It was a strange moment of diplomacy in Laos when North Korea tried to bring about a revision in the chairman’s statement issued at the 23rd ASEAN Regional Forum (ARF). The statement was issued on 27 July after the conclusion of the two-day meetings of foreign ministers of the 27 member countries of the ARF. The chair country Laos, which has good relations with North Korea, tried to explore the possibility of revising the statement but had to finally reject it because all other countries were in opposition. In fact, in the usual manner, ARF’s statement this year expressed concern over North Korean nuclear and missile programmes. Almost similar statements were issued at previous ARFs in 2015 and 2014 in Malaysia and Myanmar respectively, at which North Korea had not brought up the possibility of such revision.
In another interesting move, North Korean Foreign Minister Ri Yong-ho stayed two more days in Laos after the end of the ARF. This could be seen as a move to consolidate North Korea's friends in the Southeast Asian region. However, it also may not be totally delinked from the ARF dynamics. Even though more sanctions and pressures on North Korea have been put by the international community after its fourth nuclear test in January this year, North Korea seems to be becoming increasingly confident. The secret of this renewed confidence is basically China’s U-turn in its policy towards North Korea.

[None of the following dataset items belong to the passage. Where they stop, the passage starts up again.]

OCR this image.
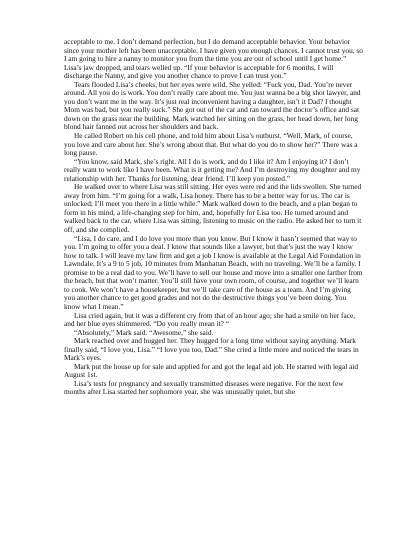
acceptable to me. I don’t demand perfection, but I do demand acceptable behavior. Your behavior since your mother left has been unacceptable. I have given you enough chances. I cannot trust you, so I am going to hire a nanny to monitor you from the time you are out of school until I get home.” Lisa’s jaw dropped, and tears welled up. “If your behavior is acceptable for 6 months, I will discharge the Nanny, and give you another chance to prove I can trust you.”

Tears flooded Lisa’s cheeks, but her eyes were wild. She yelled: “Fuck you, Dad. You’re never around. All you do is work. You don’t really care about me. You just wanna be a big shot lawyer, and you don’t want me in the way. It’s just real inconvenient having a daughter, isn’t it Dad? I thought Mom was bad, but you really suck.” She got out of the car and ran toward the doctor’s office and sat down on the grass near the building. Mark watched her sitting on the grass, her head down, her long blond hair fanned out across her shoulders and back.

He called Robert on his cell phone, and told him about Lisa’s outburst. “Well, Mark, of course, you love and care about her. She’s wrong about that. But what do you do to show her?” There was a long pause.

“You know, said Mark, she’s right. All I do is work, and do I like it? Am I enjoying it? I don’t really want to work like I have been. What is it getting me? And I’m destroying my doughter and my relationship with her. Thanks for listening, dear friend. I’ll keep you posted.”

He walked over to where Lisa was still sitting. Her eyes were red and the lids swollen. She turned away from him. “I’m going for a walk, Lisa honey. There has to be a better way for us. The car is unlocked; I’ll meet you there in a little while.” Mark walked down to the beach, and a plan began to form in his mind, a life-changing step for him, and, hopefully for Lisa too. He turned around and walked back to the car, where Lisa was sitting, listening to music on the radio. He asked her to turn it off, and she complied.

“Lisa, I do care, and I do love you more than you know. But I know it hasn’t seemed that way to you. I’m going to offer you a deal. I know that sounds like a lawyer, but that’s just the way I know how to talk. I will leave my law firm and get a job I know is available at the Legal Aid Foundation in Lawndale. It’s a 9 to 5 job, 10 minutes from Manhattan Beach, with no traveling. We’ll be a family. I promise to be a real dad to you. We’ll have to sell our house and move into a smaller one farther from the beach, but that won’t matter. You’ll still have your own room, of course, and together we’ll learn to cook. We won’t have a housekeeper, but we’ll take care of the house as a team. And I’m giving you another chance to get good grades and not do the destructive things you’ve been doing. You know what I mean.”

Lisa cried again, but it was a different cry from that of an hour ago; she had a smile on her face, and her blue eyes shimmered. “Do you really mean it? “

“Absolutely,” Mark said. “Awesome,” she said.

Mark reached over and hugged her. They hugged for a long time without saying anything. Mark finally said, “I love you, Lisa.” “I love you too, Dad.” She cried a little more and noticed the tears in Mark’s eyes.

Mark put the house up for sale and applied for and got the legal aid job. He started with legal aid August 1st.

Lisa’s tests for pregnancy and sexually transmitted diseases were negative. For the next few months after Lisa started her sophomore year, she was unusually quiet, but she
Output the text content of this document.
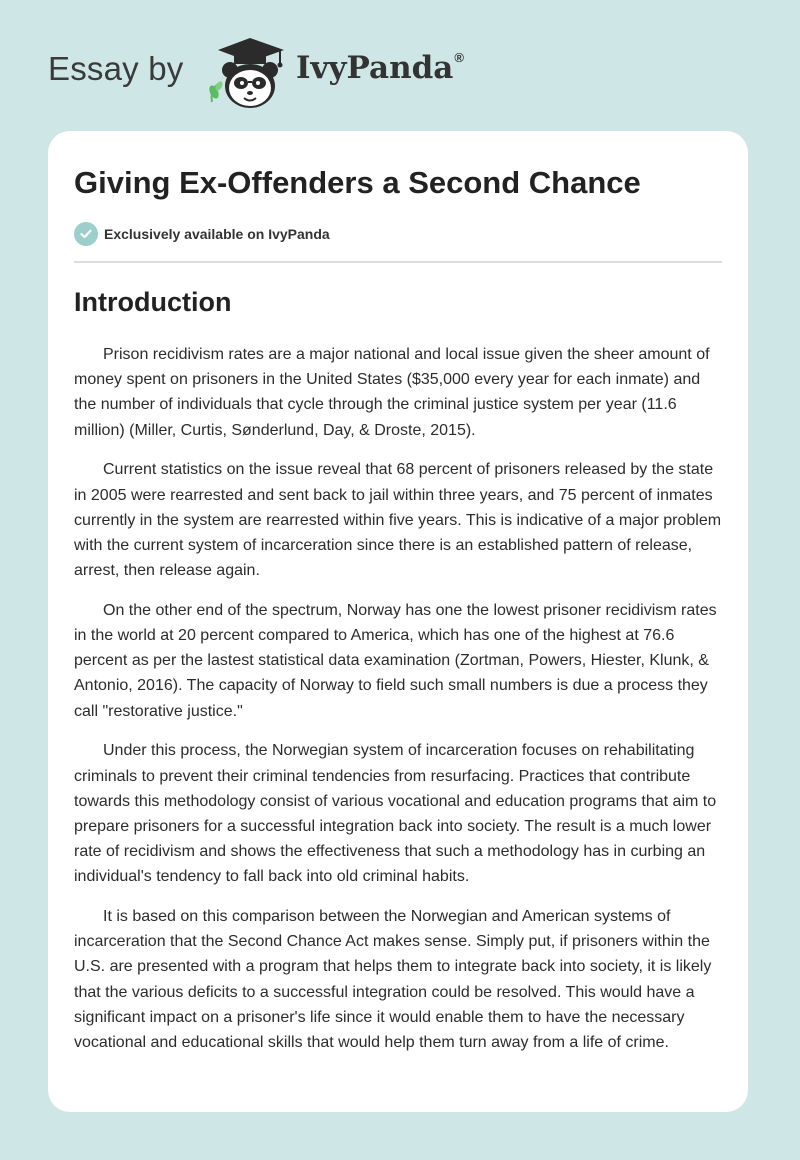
Essay by	IvyPanda®
Giving Ex-Offenders a Second Chance
Exclusively available on IvyPanda
Introduction

Prison recidivism rates are a major national and local issue given the sheer amount of money spent on prisoners in the United States ($35,000 every year for each inmate) and the number of individuals that cycle through the criminal justice system per year (11.6 million) (Miller, Curtis, Sønderlund, Day, & Droste, 2015).

Current statistics on the issue reveal that 68 percent of prisoners released by the state in 2005 were rearrested and sent back to jail within three years, and 75 percent of inmates currently in the system are rearrested within five years. This is indicative of a major problem with the current system of incarceration since there is an established pattern of release, arrest, then release again.

On the other end of the spectrum, Norway has one the lowest prisoner recidivism rates in the world at 20 percent compared to America, which has one of the highest at 76.6 percent as per the lastest statistical data examination (Zortman, Powers, Hiester, Klunk, & Antonio, 2016). The capacity of Norway to field such small numbers is due a process they call "restorative justice."

Under this process, the Norwegian system of incarceration focuses on rehabilitating criminals to prevent their criminal tendencies from resurfacing. Practices that contribute towards this methodology consist of various vocational and education programs that aim to prepare prisoners for a successful integration back into society. The result is a much lower rate of recidivism and shows the effectiveness that such a methodology has in curbing an individual's tendency to fall back into old criminal habits.

It is based on this comparison between the Norwegian and American systems of incarceration that the Second Chance Act makes sense. Simply put, if prisoners within the U.S. are presented with a program that helps them to integrate back into society, it is likely that the various deficits to a successful integration could be resolved. This would have a significant impact on a prisoner's life since it would enable them to have the necessary vocational and educational skills that would help them turn away from a life of crime.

In the last few years, the South China Sea and East China Sea have emerged as an arena of tension and for power projection. Aggressive Chinese moves and the uncompromising stands of the other involved countries, including the US, had led to a worrisome situation in regional politics. China under Xi Jinping apparently has fully abandoned the old dictum of ‘build your capacity and hide your strength’ and now demands ‘great-power relations’ with the US. Earlier, China tried to placate some US allies such as South Korea, through diplomatic means and aspired to outsmart the US in the region. However, in the process, it distanced itself from North Korea without being successful in creating any gap in the US-South Korea alliance.

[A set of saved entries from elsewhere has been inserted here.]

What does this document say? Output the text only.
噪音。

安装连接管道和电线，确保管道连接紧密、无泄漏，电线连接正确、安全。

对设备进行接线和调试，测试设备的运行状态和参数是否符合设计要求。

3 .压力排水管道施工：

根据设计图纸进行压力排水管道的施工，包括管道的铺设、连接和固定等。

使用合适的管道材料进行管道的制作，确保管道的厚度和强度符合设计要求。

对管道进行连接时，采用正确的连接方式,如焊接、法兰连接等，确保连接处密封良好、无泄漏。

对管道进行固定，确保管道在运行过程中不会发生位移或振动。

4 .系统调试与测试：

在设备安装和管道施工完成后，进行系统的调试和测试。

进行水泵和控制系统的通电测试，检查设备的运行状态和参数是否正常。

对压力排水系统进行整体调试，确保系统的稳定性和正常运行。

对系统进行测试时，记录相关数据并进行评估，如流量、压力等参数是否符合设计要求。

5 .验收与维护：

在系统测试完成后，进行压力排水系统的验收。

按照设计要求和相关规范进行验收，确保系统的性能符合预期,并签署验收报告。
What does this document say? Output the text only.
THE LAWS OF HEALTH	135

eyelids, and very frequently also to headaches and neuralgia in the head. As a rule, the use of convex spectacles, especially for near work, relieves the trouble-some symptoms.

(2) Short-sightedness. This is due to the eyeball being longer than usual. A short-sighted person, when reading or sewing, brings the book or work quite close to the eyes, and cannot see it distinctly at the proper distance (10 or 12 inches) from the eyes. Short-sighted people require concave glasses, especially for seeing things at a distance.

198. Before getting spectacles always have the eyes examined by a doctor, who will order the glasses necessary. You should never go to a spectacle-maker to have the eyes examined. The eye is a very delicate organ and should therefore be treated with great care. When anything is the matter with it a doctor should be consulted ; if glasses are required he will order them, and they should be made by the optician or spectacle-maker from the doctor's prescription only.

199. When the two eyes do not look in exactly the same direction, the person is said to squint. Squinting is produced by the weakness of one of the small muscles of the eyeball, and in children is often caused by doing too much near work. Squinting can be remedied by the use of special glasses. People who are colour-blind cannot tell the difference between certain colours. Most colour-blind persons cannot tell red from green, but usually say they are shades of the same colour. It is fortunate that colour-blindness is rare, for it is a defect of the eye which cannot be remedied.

Two recent developments - the US success in persuading/pressuring South Korea to have Terminal High Altitude Area Defense (THAAD) system installed on the Korean peninsula and the judgement of the Permanent Court of Arbitration in The Hague on the South China Sea - have been major setbacks for China. Now, China can either move backward and yield or it can move forward more aggressively in regional politicking. At present, it seems that China has opted for the second and initiated a more overt policy to dominate the region. In the process, the significance of North Korea in Chinese foreign policy has become more salient. In 2016, China has been trying to accommodate North Korean ambitions and repair its bilateral relations with Pyongyang, though North Korea has not shown any sign of compromise on most Chinese demands, such as economic reforms and abandoning nuclear weapons. China entertained the former North Korean Foreign Minister Ri Su-yong in Beijing in May 2015 and arranged his meeting with the Chinese President Xi Jinping despite no change in North Korean behaviour.

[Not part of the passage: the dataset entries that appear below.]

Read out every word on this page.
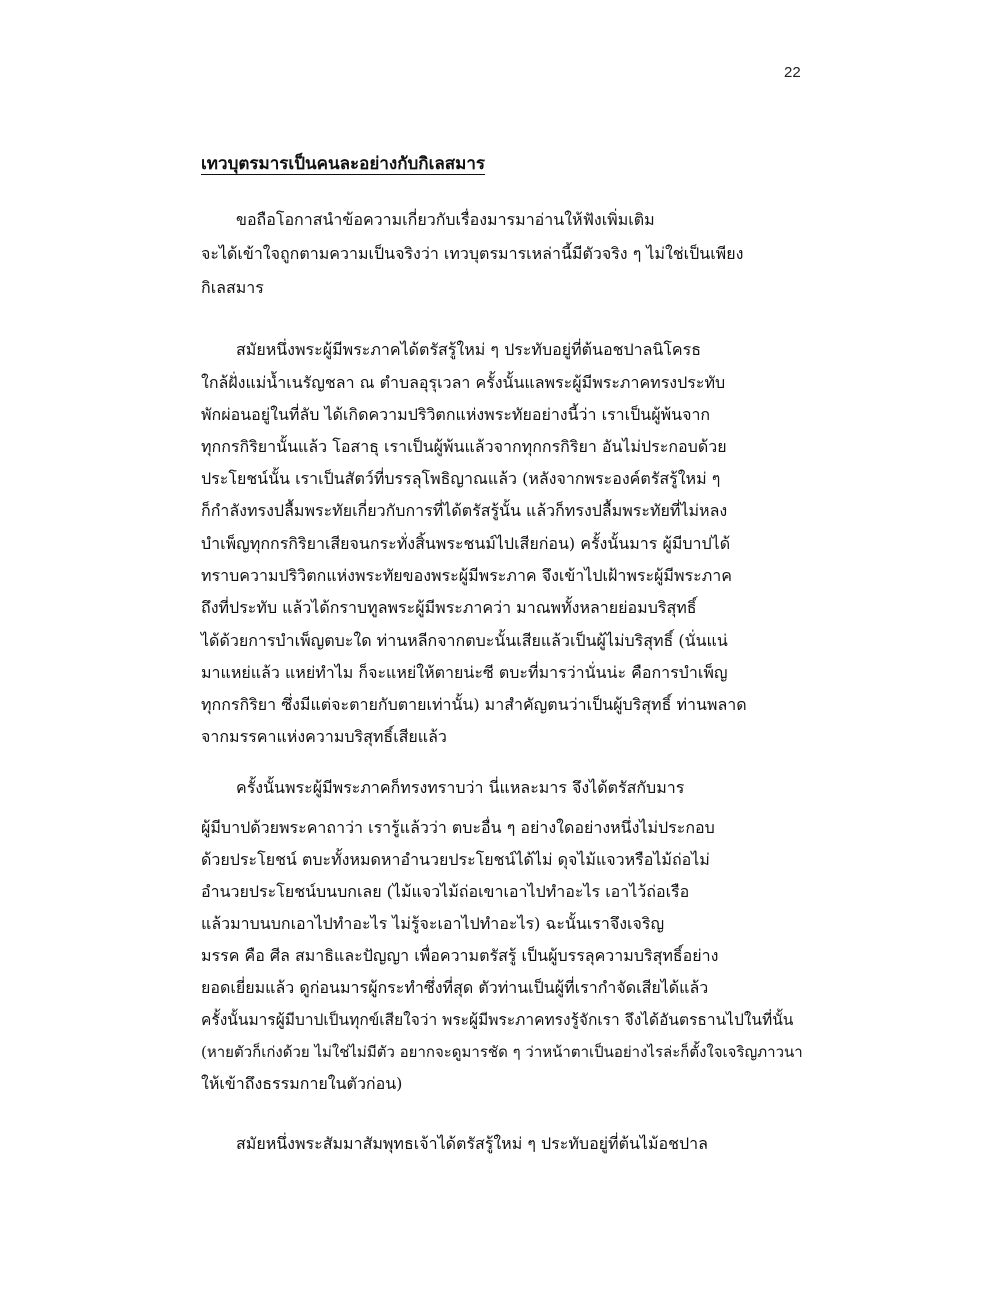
22
เทวบุตรมารเป็นคนละอย่างกับกิเลสมาร
ขอถือโอกาสนำข้อความเกี่ยวกับเรื่องมารมาอ่านให้ฟังเพิ่มเติม
จะได้เข้าใจถูกตามความเป็นจริงว่า เทวบุตรมารเหล่านี้มีตัวจริง ๆ ไม่ใช่เป็นเพียง
กิเลสมาร
สมัยหนึ่งพระผู้มีพระภาคได้ตรัสรู้ใหม่ ๆ ประทับอยู่ที่ต้นอชปาลนิโครธ
ใกล้ฝั่งแม่น้ำเนรัญชลา ณ ตำบลอุรุเวลา ครั้งนั้นแลพระผู้มีพระภาคทรงประทับ
พักผ่อนอยู่ในที่ลับ ได้เกิดความปริวิตกแห่งพระทัยอย่างนี้ว่า เราเป็นผู้พ้นจาก
ทุกกรกิริยานั้นแล้ว โอสาธุ เราเป็นผู้พ้นแล้วจากทุกกรกิริยา อันไม่ประกอบด้วย
ประโยชน์นั้น เราเป็นสัตว์ที่บรรลุโพธิญาณแล้ว (หลังจากพระองค์ตรัสรู้ใหม่ ๆ
ก็กำลังทรงปลื้มพระทัยเกี่ยวกับการที่ได้ตรัสรู้นั้น แล้วก็ทรงปลื้มพระทัยที่ไม่หลง
บำเพ็ญทุกกรกิริยาเสียจนกระทั่งสิ้นพระชนม์ไปเสียก่อน) ครั้งนั้นมาร ผู้มีบาปได้
ทราบความปริวิตกแห่งพระทัยของพระผู้มีพระภาค จึงเข้าไปเฝ้าพระผู้มีพระภาค
ถึงที่ประทับ แล้วได้กราบทูลพระผู้มีพระภาคว่า มาณพทั้งหลายย่อมบริสุทธิ์
ได้ด้วยการบำเพ็ญตบะใด ท่านหลีกจากตบะนั้นเสียแล้วเป็นผู้ไม่บริสุทธิ์ (นั่นแน่
มาแหย่แล้ว แหย่ทำไม ก็จะแหย่ให้ตายน่ะซี ตบะที่มารว่านั่นน่ะ คือการบำเพ็ญ
ทุกกรกิริยา ซึ่งมีแต่จะตายกับตายเท่านั้น) มาสำคัญตนว่าเป็นผู้บริสุทธิ์ ท่านพลาด
จากมรรคาแห่งความบริสุทธิ์เสียแล้ว
ครั้งนั้นพระผู้มีพระภาคก็ทรงทราบว่า นี่แหละมาร จึงได้ตรัสกับมาร
ผู้มีบาปด้วยพระคาถาว่า เรารู้แล้วว่า ตบะอื่น ๆ อย่างใดอย่างหนึ่งไม่ประกอบ
ด้วยประโยชน์ ตบะทั้งหมดหาอำนวยประโยชน์ได้ไม่ ดุจไม้แจวหรือไม้ถ่อไม่
อำนวยประโยชน์บนบกเลย (ไม้แจวไม้ถ่อเขาเอาไปทำอะไร เอาไว้ถ่อเรือ
แล้วมาบนบกเอาไปทำอะไร ไม่รู้จะเอาไปทำอะไร) ฉะนั้นเราจึงเจริญ
มรรค คือ ศีล สมาธิและปัญญา เพื่อความตรัสรู้ เป็นผู้บรรลุความบริสุทธิ์อย่าง
ยอดเยี่ยมแล้ว ดูก่อนมารผู้กระทำซึ่งที่สุด ตัวท่านเป็นผู้ที่เรากำจัดเสียได้แล้ว
ครั้งนั้นมารผู้มีบาปเป็นทุกข์เสียใจว่า พระผู้มีพระภาคทรงรู้จักเรา จึงได้อันตรธานไปในที่นั้น
(หายตัวก็เก่งด้วย ไม่ใช่ไม่มีตัว อยากจะดูมารชัด ๆ ว่าหน้าตาเป็นอย่างไรล่ะก็ตั้งใจเจริญภาวนา
ให้เข้าถึงธรรมกายในตัวก่อน)
สมัยหนึ่งพระสัมมาสัมพุทธเจ้าได้ตรัสรู้ใหม่ ๆ ประทับอยู่ที่ต้นไม้อชปาล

China’s game with regard to North Korea has become more obvious with the foreign ministers of China and North Korea arriving together, in the same airplane, from China to Laos, to participate in one of the region's broadest multilateral fora, the ARF. Furthermore, to make this camaraderie even more obvious, the two leaders stayed in the same hotel. It was done deliberately by China to show the international community about its non-compromising intent in regional politics.
China's new game is going to be responded to by the big players in the region, such as the US, Japan, Australia and India, by their moving closer to one another in military-strategic cooperation. In fact, China is not oblivious to this fact, and in spite of knowing these counter responses, is ready to escalate the matter.
Both sides must remember that a full-scale war or conflict between the big players cannot be a pragmatic option given the cost attached to it. A military solution to any of these regional issues is next to impossible. The escalation of hostility and non-compromising stands would create a dilemma for the smaller, more responsible countries of the region to take sides, and provide space for irresponsible and ‘rogue’ countries like North Korea to manoeuvre. It is important that the big players understand this reality and be more imaginative and accommodating in pursuing their national interests.